There are several exercises for toning and strengthening the glutes. Some of the more common bun exercises include:
- Glute bridges
- Glute kickbacks
- Abductor raises (fire hydrants)
Unfortunately, most people do not perform these workouts correctly, rendering them useless. To strengthen and tone your rear, you need to focus on form and follow-through. People may want to exchange traditional glute workouts for easier and more targeted alternatives.
1. Exchange Quarter Squats for Deep Goblet Squats
Squats are one of the foremost exercises for building glute muscles, but too many people ignore proper form. Most people perform quarter or mini squats, exaggerating a hip thrust to engage the buttocks. Shallow squats do little to build or tone the glutes, regardless of the number of reps.
A better exercise is a goblet squat. You will need a kettlebell or dumbbell to perform this variation of a squat. Hold the weight to your chest, move into a squat position by hinging at your hips, but don't stop. You want to sink to a full depth. To return to a standing position, push up using your glutes and hamstrings, ensuring your knees track outwards.
2. Alter the Speed and Posture of Glute Bridges
Glute bridges are an effective exercise, but form and movement matter. Too many people rush the activity, acting like they are in a bad 80s workout infomercial.
A glute bridge requires slow, deliberate movement to activate the proper muscle groups. You start the exercise on your back, pulling your heels in until they almost touch your butt. Tighten your core muscles, and then, putting the force into your heels, lift your butt off the floor. Keeping your core tight and back supported, continue the lift to your full range of motion. Squeeze your glutes at the peak and hold before slowly lowering to the starting position. This exercise is about engaging the right muscles and moving slowly and steadily.

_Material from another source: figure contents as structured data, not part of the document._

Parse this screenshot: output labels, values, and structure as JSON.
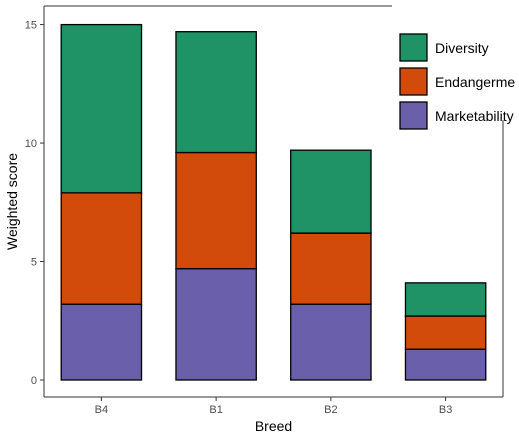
{
  "chart_data": {
    "type": "bar",
    "stacked": true,
    "categories": [
      "B4",
      "B1",
      "B2",
      "B3"
    ],
    "series": [
      {
        "name": "Marketability",
        "color": "#6a5fab",
        "values": [
          3.2,
          4.7,
          3.2,
          1.3
        ]
      },
      {
        "name": "Endangerme",
        "color": "#d24b0b",
        "values": [
          4.7,
          4.9,
          3.0,
          1.4
        ]
      },
      {
        "name": "Diversity",
        "color": "#1f9266",
        "values": [
          7.1,
          5.1,
          3.5,
          1.4
        ]
      }
    ],
    "legend_order": [
      "Diversity",
      "Endangerme",
      "Marketability"
    ],
    "xlabel": "Breed",
    "ylabel": "Weighted score",
    "ylim": [
      0,
      15.7
    ],
    "yticks": [
      0,
      5,
      10,
      15
    ],
    "grid": false,
    "legend_position": "top-right"
  }
}
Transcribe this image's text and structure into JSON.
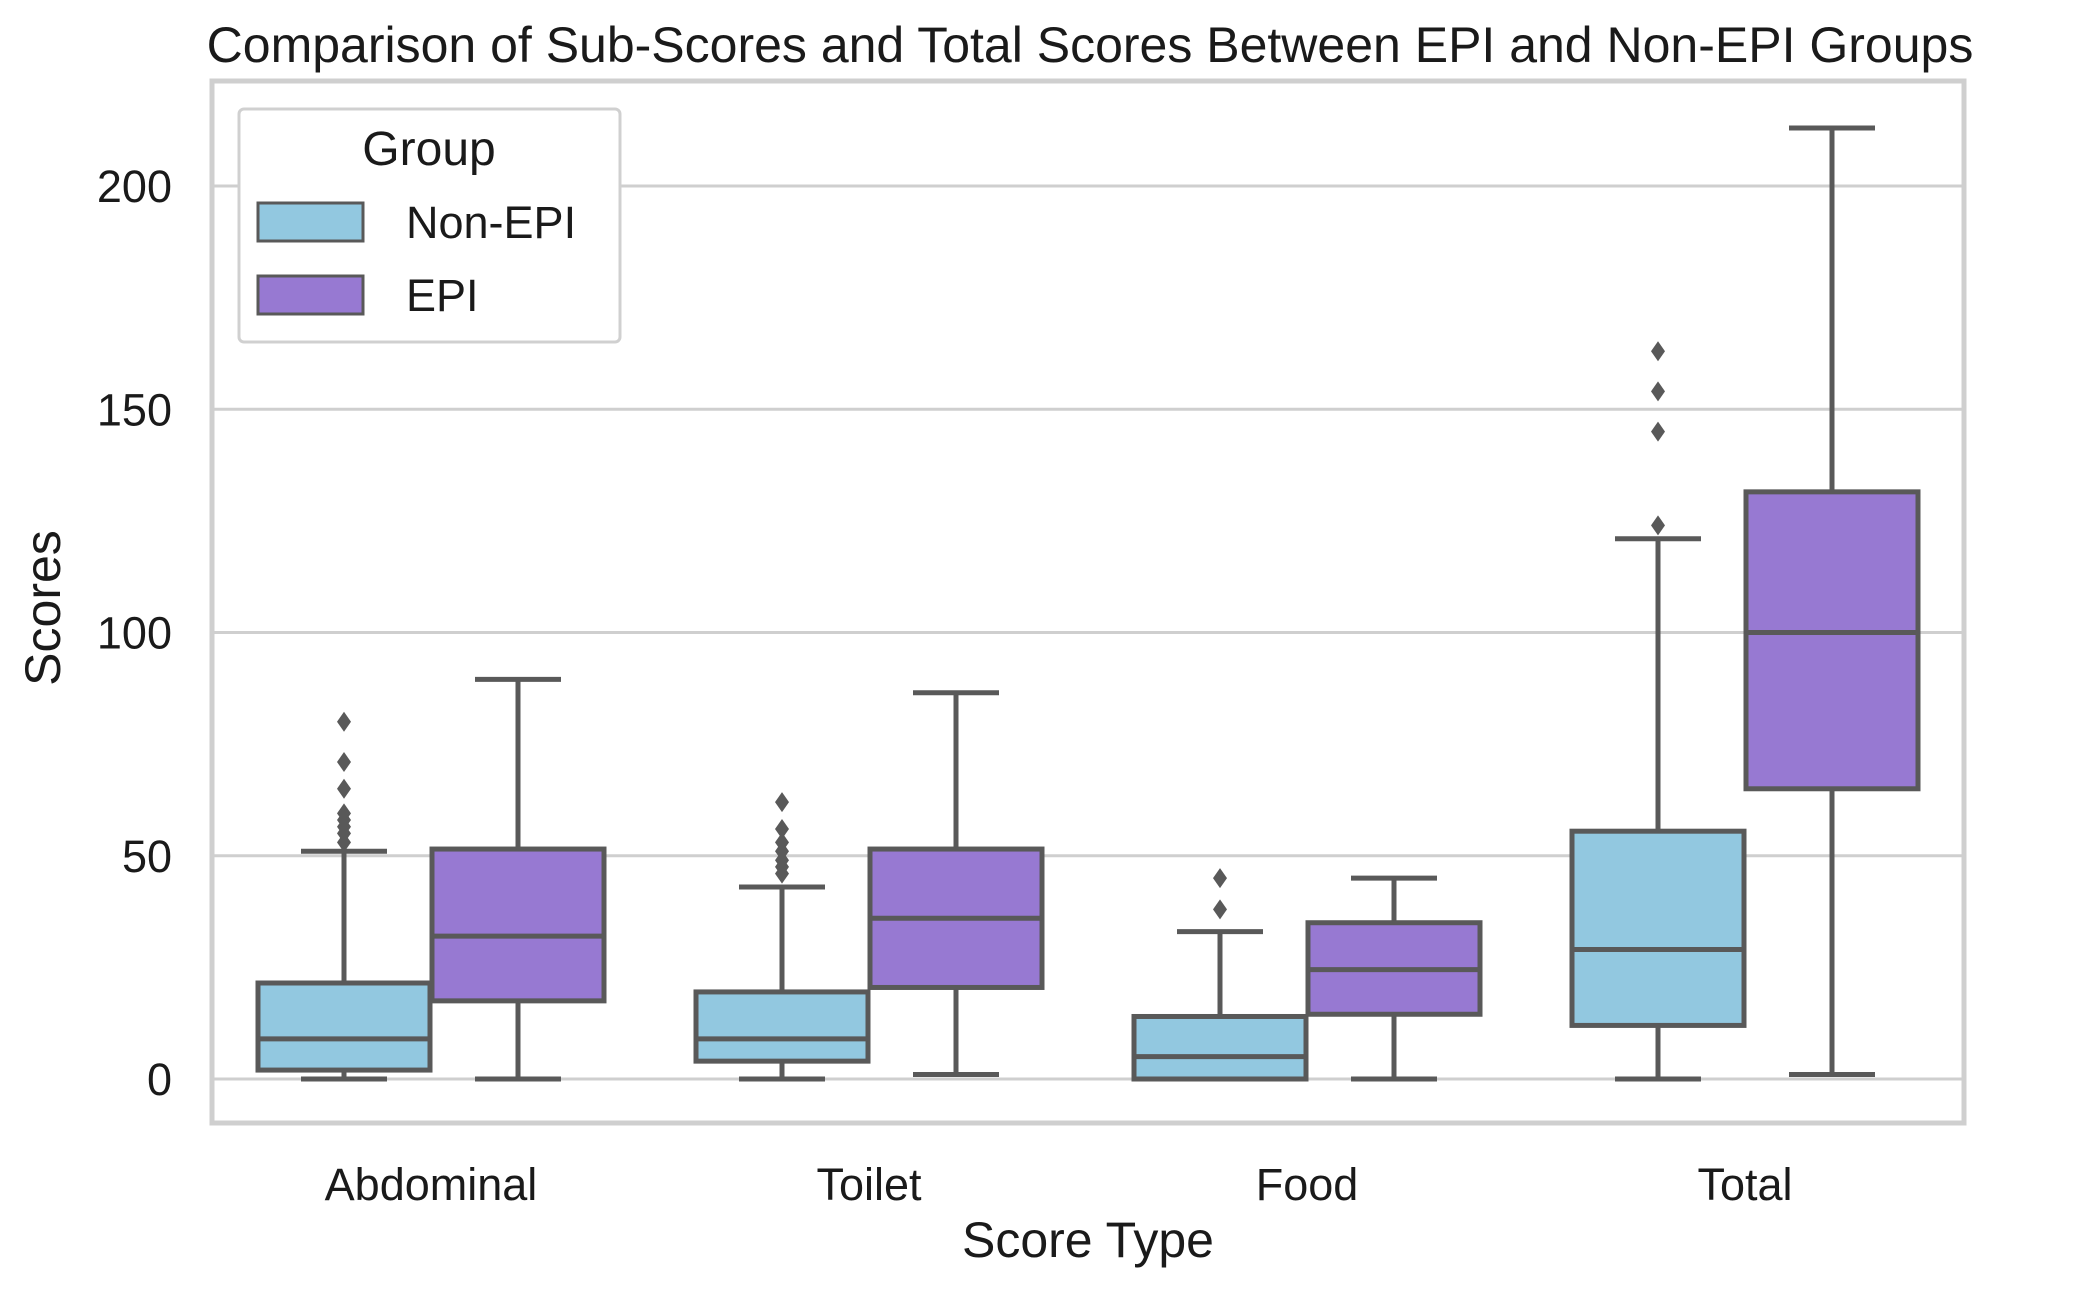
{
  "chart_data": {
    "type": "boxplot",
    "title": "Comparison of Sub-Scores and Total Scores Between EPI and Non-EPI Groups",
    "xlabel": "Score Type",
    "ylabel": "Scores",
    "categories": [
      "Abdominal",
      "Toilet",
      "Food",
      "Total"
    ],
    "ylim": [
      -10,
      220
    ],
    "yticks": [
      0,
      50,
      100,
      150,
      200
    ],
    "grid": true,
    "legend": {
      "title": "Group",
      "position": "top-left",
      "entries": [
        "Non-EPI",
        "EPI"
      ]
    },
    "colors": {
      "Non-EPI": "#92c8e0",
      "EPI": "#9779d2",
      "line": "#595959",
      "grid": "#cfcfcf",
      "frame": "#cfcfcf"
    },
    "series": [
      {
        "name": "Non-EPI",
        "boxes": [
          {
            "whislo": 0,
            "q1": 2,
            "med": 9,
            "q3": 21.5,
            "whishi": 51,
            "fliers": [
              53,
              55,
              56.5,
              58,
              59.5,
              65,
              71,
              80
            ]
          },
          {
            "whislo": 0,
            "q1": 4,
            "med": 9,
            "q3": 19.5,
            "whishi": 43,
            "fliers": [
              46,
              47.5,
              49,
              51,
              53,
              56,
              62
            ]
          },
          {
            "whislo": 0,
            "q1": 0,
            "med": 5,
            "q3": 14,
            "whishi": 33,
            "fliers": [
              38,
              45
            ]
          },
          {
            "whislo": 0,
            "q1": 12,
            "med": 29,
            "q3": 55.5,
            "whishi": 121,
            "fliers": [
              124,
              145,
              154,
              163
            ]
          }
        ]
      },
      {
        "name": "EPI",
        "boxes": [
          {
            "whislo": 0,
            "q1": 17.5,
            "med": 32,
            "q3": 51.5,
            "whishi": 89.5,
            "fliers": []
          },
          {
            "whislo": 1,
            "q1": 20.5,
            "med": 36,
            "q3": 51.5,
            "whishi": 86.5,
            "fliers": []
          },
          {
            "whislo": 0,
            "q1": 14.5,
            "med": 24.5,
            "q3": 35,
            "whishi": 45,
            "fliers": []
          },
          {
            "whislo": 1,
            "q1": 65,
            "med": 100,
            "q3": 131.5,
            "whishi": 213,
            "fliers": []
          }
        ]
      }
    ]
  }
}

3. Change Kickbacks to Romanian Deadlifts
Despite the popularity of glute kickbacks, the exercise is challenging for most beginners. Many people think they are doing the exercise correctly, but in reality, they often fail to engage the glutes. The movement also creates risks of injury.
A safer and more effective exercise is the Romanian deadlift. You will need a set of dumbbells. Hold a dumbbell of equal weight in each hand. With a straight back and arms at your sides, hinge at the hips, slowly lowering the weights. Lower to your full range of motion before slowly lifting yourself back to the starting position.
4. Cut Fire Hydrants for the Curtsy Lunge
Like kickbacks, abductor raises, or fire hydrants are potentially problematic and ineffective glute workouts. Many people hinder the strengthening of their glutes by compensating for imbalances; transferring tension to other areas of the body.
The curtsy lunge is a more effective glute workout. Put your weight on the right leg. Move your left leg back, crossing it behind your body in a curtsy-like position. You will dip into the lunge, putting the weight of your body on the outside of the right foot. Perform several reps before switching to the left leg.
Strong, defined glutes require exercise. The correct exercises should reduce injury risks and ensure proper form.